Transcutaneous electric nerve stimulation (TENS) is widely used for the treatment of pain. TENS produces an opioid-mediated antinociception that utilizes the rostroventromedial medulla (RVM). Similarly, antinociception evoked from the periaqueductal grey (PAG) is opioid-mediated and includes a relay in the RVM. Therefore, we investigated whether the ventrolateral or dorsolateral PAG mediates antinociception produced by TENS in rats. Paw and knee joint mechanical withdrawal thresholds were assessed before and after knee joint inflammation (3% kaolin/carrageenan), and after TENS stimulation (active or sham). Cobalt chloride (CoCl(2); 5 mM) or vehicle was microinjected into the ventrolateral periaqueductal grey (vlPAG) or dorsolateral periaqueductal grey (dlPAG) prior to treatment with TENS. Either high (100 Hz) or low (4 Hz) frequency TENS was then applied to the inflamed knee for 20 min. Active TENS significantly increased withdrawal thresholds of the paw and knee joint in the group microinjected with vehicle when compared to thresholds prior to TENS (P<0.001) or to sham TENS (P<0.001). The increases in withdrawal thresholds normally observed after TENS were prevented by microinjection of CoCl(2) into the vlPAG, but not the dlPAG prior to TENS and were significantly lower than controls treated with TENS (P<0.001). In a separate group of animals, microinjection of CoCl(2) into the vlPAG temporarily reversed the decreased mechanical withdrawal threshold suggesting a role for the vlPAG in the facilitation of joint pain. No significant difference was observed for dlPAG. We hypothesize that the effects of TENS are mediated through the vlPAG that sends projections through the RVM to the spinal cord to produce an opioid-mediated analgesia.

Figures

Fig. 1

Time line for the experiment.

Fig. 2

Microinjection of cobalt chloride (CoCl2) into the vlPAG 24 h after induction of inflammation increased the mechanical withdrawal threshold of the paw. The effect of CoCl2 peaked 30 min after microinjection and lasted through 90 min.

Fig. 3

Schematic coronal sections of the rat brain adapted from Paxinos and Watson (2005) illustrating approximate sites of microinjections into the vlPAG (A) and dlPAG (B). Numbers indicate that distance from the interaural in millimeters. Only rats with injection sites in or immediately adjacent to the vlPAG or dlPAG were included in data analysis. Symbols represent the microinjection sites; filled symbols indicate animals microinjected with CoCl2 and open symbols, vehicle.
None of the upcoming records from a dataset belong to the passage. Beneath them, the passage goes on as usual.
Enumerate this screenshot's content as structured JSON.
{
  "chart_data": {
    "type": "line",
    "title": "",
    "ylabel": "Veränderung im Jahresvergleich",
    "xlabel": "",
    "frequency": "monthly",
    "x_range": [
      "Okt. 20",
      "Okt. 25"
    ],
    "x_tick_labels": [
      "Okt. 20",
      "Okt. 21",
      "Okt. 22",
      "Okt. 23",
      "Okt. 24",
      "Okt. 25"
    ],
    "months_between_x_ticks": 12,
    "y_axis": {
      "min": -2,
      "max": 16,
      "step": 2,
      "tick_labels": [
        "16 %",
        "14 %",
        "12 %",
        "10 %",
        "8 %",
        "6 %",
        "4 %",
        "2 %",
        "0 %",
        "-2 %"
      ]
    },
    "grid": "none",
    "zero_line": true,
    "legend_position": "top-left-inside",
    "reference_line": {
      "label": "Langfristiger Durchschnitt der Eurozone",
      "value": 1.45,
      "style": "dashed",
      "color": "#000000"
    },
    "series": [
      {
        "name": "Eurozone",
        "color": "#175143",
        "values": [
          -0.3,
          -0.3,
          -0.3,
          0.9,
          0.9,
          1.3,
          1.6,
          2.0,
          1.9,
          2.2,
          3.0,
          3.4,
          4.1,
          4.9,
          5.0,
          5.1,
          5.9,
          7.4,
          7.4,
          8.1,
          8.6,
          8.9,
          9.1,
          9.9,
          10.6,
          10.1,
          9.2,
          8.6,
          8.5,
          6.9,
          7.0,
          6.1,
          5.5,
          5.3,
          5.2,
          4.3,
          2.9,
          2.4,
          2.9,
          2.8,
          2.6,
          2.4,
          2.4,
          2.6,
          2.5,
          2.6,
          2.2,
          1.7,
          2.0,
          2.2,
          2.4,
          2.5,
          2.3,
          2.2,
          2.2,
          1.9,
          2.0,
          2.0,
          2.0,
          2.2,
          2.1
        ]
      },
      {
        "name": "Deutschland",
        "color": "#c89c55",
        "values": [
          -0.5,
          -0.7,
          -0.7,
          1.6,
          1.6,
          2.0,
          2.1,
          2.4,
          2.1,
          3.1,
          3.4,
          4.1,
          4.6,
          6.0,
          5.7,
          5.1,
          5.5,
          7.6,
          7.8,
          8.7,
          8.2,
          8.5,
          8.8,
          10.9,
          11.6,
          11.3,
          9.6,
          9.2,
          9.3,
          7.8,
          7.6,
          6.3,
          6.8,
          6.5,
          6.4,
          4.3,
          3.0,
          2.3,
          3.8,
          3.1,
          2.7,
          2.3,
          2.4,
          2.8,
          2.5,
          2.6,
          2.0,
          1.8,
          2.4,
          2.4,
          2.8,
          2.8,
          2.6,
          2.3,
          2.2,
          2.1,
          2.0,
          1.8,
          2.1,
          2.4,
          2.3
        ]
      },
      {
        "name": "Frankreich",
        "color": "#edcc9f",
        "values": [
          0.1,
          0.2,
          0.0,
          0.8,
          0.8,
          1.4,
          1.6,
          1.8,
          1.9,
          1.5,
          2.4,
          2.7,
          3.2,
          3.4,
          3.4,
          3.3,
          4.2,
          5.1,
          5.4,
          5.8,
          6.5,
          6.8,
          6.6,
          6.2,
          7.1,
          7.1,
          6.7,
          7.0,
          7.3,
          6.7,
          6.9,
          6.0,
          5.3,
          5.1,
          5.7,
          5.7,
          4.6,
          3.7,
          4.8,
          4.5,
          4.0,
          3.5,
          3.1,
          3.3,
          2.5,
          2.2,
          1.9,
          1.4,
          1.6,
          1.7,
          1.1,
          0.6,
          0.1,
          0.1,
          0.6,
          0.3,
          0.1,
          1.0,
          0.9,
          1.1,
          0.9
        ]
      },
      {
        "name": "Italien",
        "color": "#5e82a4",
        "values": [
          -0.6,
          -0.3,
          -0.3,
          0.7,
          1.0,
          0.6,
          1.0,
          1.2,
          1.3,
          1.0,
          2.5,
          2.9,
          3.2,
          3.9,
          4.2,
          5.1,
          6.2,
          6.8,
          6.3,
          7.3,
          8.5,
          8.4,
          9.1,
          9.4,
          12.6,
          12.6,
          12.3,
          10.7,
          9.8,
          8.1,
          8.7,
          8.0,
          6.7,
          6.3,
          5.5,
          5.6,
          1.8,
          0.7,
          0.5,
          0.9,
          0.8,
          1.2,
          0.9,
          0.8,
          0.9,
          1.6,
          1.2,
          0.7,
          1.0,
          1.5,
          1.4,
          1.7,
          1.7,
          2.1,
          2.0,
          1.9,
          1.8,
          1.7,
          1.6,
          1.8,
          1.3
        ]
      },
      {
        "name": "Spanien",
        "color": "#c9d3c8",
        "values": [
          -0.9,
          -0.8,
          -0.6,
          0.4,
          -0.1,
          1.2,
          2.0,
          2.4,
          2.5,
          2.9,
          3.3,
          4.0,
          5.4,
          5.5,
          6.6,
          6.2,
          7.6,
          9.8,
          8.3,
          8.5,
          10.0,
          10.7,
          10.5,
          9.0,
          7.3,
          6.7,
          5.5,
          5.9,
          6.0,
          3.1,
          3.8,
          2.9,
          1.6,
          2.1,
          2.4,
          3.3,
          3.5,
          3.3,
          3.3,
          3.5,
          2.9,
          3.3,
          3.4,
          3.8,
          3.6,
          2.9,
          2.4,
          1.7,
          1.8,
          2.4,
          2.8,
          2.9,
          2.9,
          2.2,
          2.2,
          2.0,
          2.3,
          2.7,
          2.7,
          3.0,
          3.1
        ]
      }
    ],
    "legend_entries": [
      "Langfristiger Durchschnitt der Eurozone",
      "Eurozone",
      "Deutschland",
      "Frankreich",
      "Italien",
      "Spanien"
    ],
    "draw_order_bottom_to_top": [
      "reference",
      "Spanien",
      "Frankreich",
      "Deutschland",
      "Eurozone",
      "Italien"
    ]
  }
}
Animals were stimulated with high frequency TENS (squares), low frequency TENS (circles) or sham TENS (triangles).

Fig. 4

Bar graph representing mechanical withdrawal threshold of the paw from animals microinjected with either CoCl2 or vehicle into the (A) vlPAG and (B) dlPAG. Mechanical withdrawal thresholds are illustrated prior to induction of inflammation (Baseline), before application of TENS, and after microinjection of the vlPAG or dlPAG. Data are represented as mean±SEM. P value 0.05 was considered statistically significant. * Significantly different from baseline time; † significantly different from vehicle control groups.

Fig. 5

Bar graph representing mechanical withdrawal threshold of the knee from animals microinjected with either CoCl2 or vehicle into the (A) vlPAG or (B) dlPAG. Mechanical withdrawal thresholds are illustrated prior to induction of inflammation (Baseline), before application of TENS, and after microinjection of the vlPAG or dlPAG. Data are represented as mean±SEM. P value <0.05 was considered statistically significant. * Significantly different from baseline time; † significantly different from vehicle control groups.